If the Germanic tribes became feudal and sedentary, why would they later migrate to the west?
 
If the Germanic tribes became feudal and sedentary, why would they later migrate to the west?

For most Germanics, it was the depredations of the Huns that encouraged them to storm into Roman-held western Europe. But if they remain strong against even them, then they might not need to uproot. If the Codified Polytheist Germanics become the dominant majority, then any christian minorities might want to take themselves to the west, if they're being persecuted or marginalized.

Perhaps I should have said they might expand and conquer the lands of the south, instead of just migrating all together.

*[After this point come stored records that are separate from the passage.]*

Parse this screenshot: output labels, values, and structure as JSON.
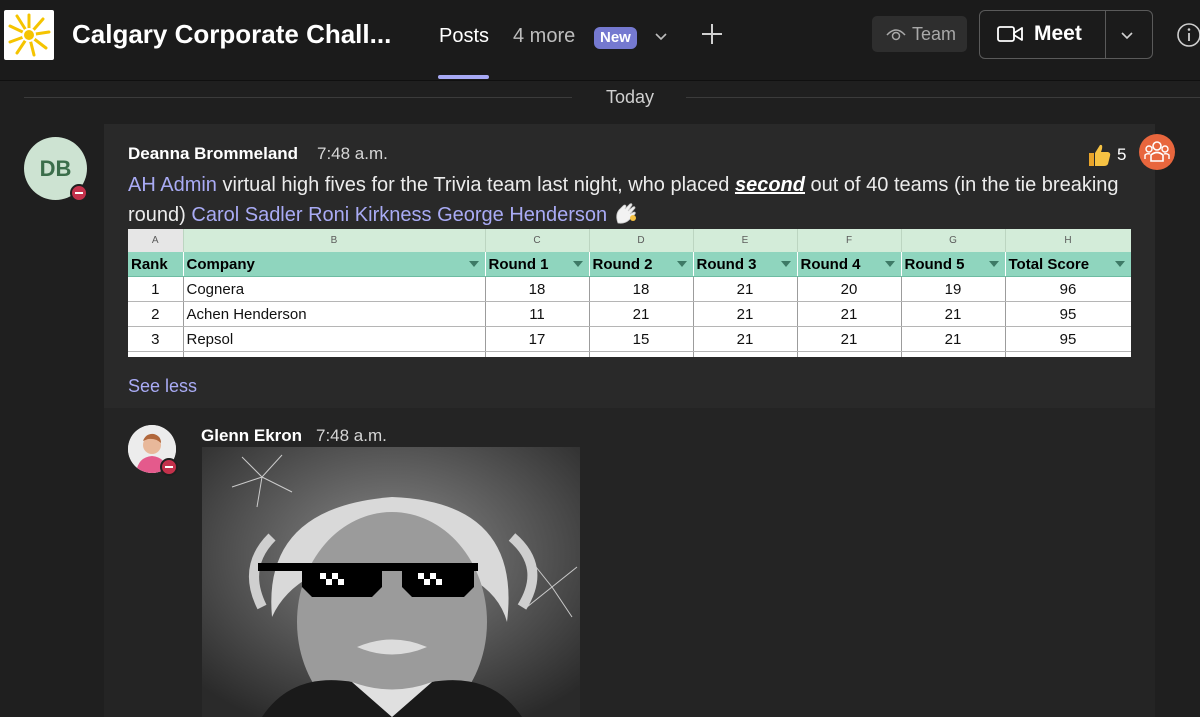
{
  "header": {
    "team_title": "Calgary Corporate Chall...",
    "tabs": {
      "posts": "Posts",
      "more": "4 more",
      "new_badge": "New"
    },
    "team_button": "Team",
    "meet_button": "Meet",
    "accent_color": "#a7a9f5"
  },
  "feed": {
    "date_divider": "Today",
    "message": {
      "avatar_initials": "DB",
      "author": "Deanna Brommeland",
      "time": "7:48 a.m.",
      "reaction_count": "5",
      "text": {
        "mention_admin": "AH Admin",
        "part1": " virtual high fives for the Trivia team last night, who placed ",
        "emphasis": "second",
        "part2": " out of 40 teams (in the tie breaking round) ",
        "mention_1": "Carol Sadler",
        "mention_2": "Roni Kirkness",
        "mention_3": "George Henderson"
      },
      "see_less": "See less"
    },
    "spreadsheet": {
      "column_letters": [
        "A",
        "B",
        "C",
        "D",
        "E",
        "F",
        "G",
        "H"
      ],
      "headers": [
        "Rank",
        "Company",
        "Round 1",
        "Round 2",
        "Round 3",
        "Round 4",
        "Round 5",
        "Total Score"
      ],
      "rows": [
        [
          "1",
          "Cognera",
          "18",
          "18",
          "21",
          "20",
          "19",
          "96"
        ],
        [
          "2",
          "Achen Henderson",
          "11",
          "21",
          "21",
          "21",
          "21",
          "95"
        ],
        [
          "3",
          "Repsol",
          "17",
          "15",
          "21",
          "21",
          "21",
          "95"
        ]
      ]
    },
    "reply": {
      "author": "Glenn Ekron",
      "time": "7:48 a.m."
    }
  }
}
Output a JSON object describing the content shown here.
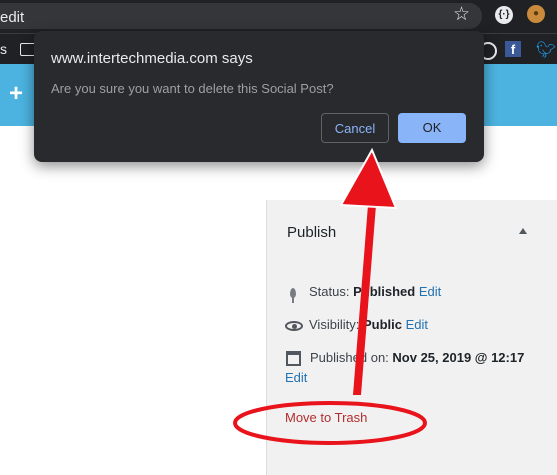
{
  "browser": {
    "url_fragment": "edit",
    "bookmarks_partial": "s"
  },
  "dialog": {
    "title": "www.intertechmedia.com says",
    "message": "Are you sure you want to delete this Social Post?",
    "cancel_label": "Cancel",
    "ok_label": "OK"
  },
  "wp": {
    "add_new_symbol": "+"
  },
  "publish": {
    "title": "Publish",
    "status_label": "Status: ",
    "status_value": "Published",
    "status_edit": "Edit",
    "visibility_label": "Visibility: ",
    "visibility_value": "Public",
    "visibility_edit": "Edit",
    "published_label": "Published on: ",
    "published_value": "Nov 25, 2019 @ 12:17",
    "published_edit": "Edit",
    "trash_label": "Move to Trash"
  },
  "icons": {
    "star": "star-icon",
    "facebook": "facebook-icon",
    "twitter": "twitter-icon"
  },
  "colors": {
    "wp_bar": "#4cb3e0",
    "ok_button": "#8ab4f8",
    "annotation": "#e8131b",
    "trash_link": "#b32d2e"
  }
}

I just want to find a way to reinvent the Germanic religion, so it could become an unassailable, expansionist idealogy, an take it to most places where the Norse historically went.
 

Stephen

Banned
If the Germanic tribes became feudal and sedentary, why would they later migrate to the west?

Despite being sedentary why did so many Europeans migrate to North America and other places during th age of exploration. If they have full fuedalism then only the first son inherits the land, 2nd, 3rd, and 4th sons will have to seek there fortunes elswhere.
 
Also, lots of landless or disinherited knights and nobles that eagerly joined the Crusades in the Medieval Era did so because they wanted their own estates. Even if the Germanics managed to make the transition from tribal to feudal society before the Fourth to Fifth Century, whats to stop them from expanding when needs must? If anything, Rome may have been in even more danger of foreign invasion.
 
I should have considered this earlier, but if Germanic culture had become more urbanized and advanced, and had codified their theology before the fall of western Roman Empire, the Franks might not have needed to convert to Catholicism, nor the Vandals and Goths had needed to adopt Arianism. I was sort of wanting the Germanics to adopt the more relevent aspects of a sophisticated culture, while allowing them to persue the achievements that the Norse had done during the Viking Era, but I don't if one can have it both ways.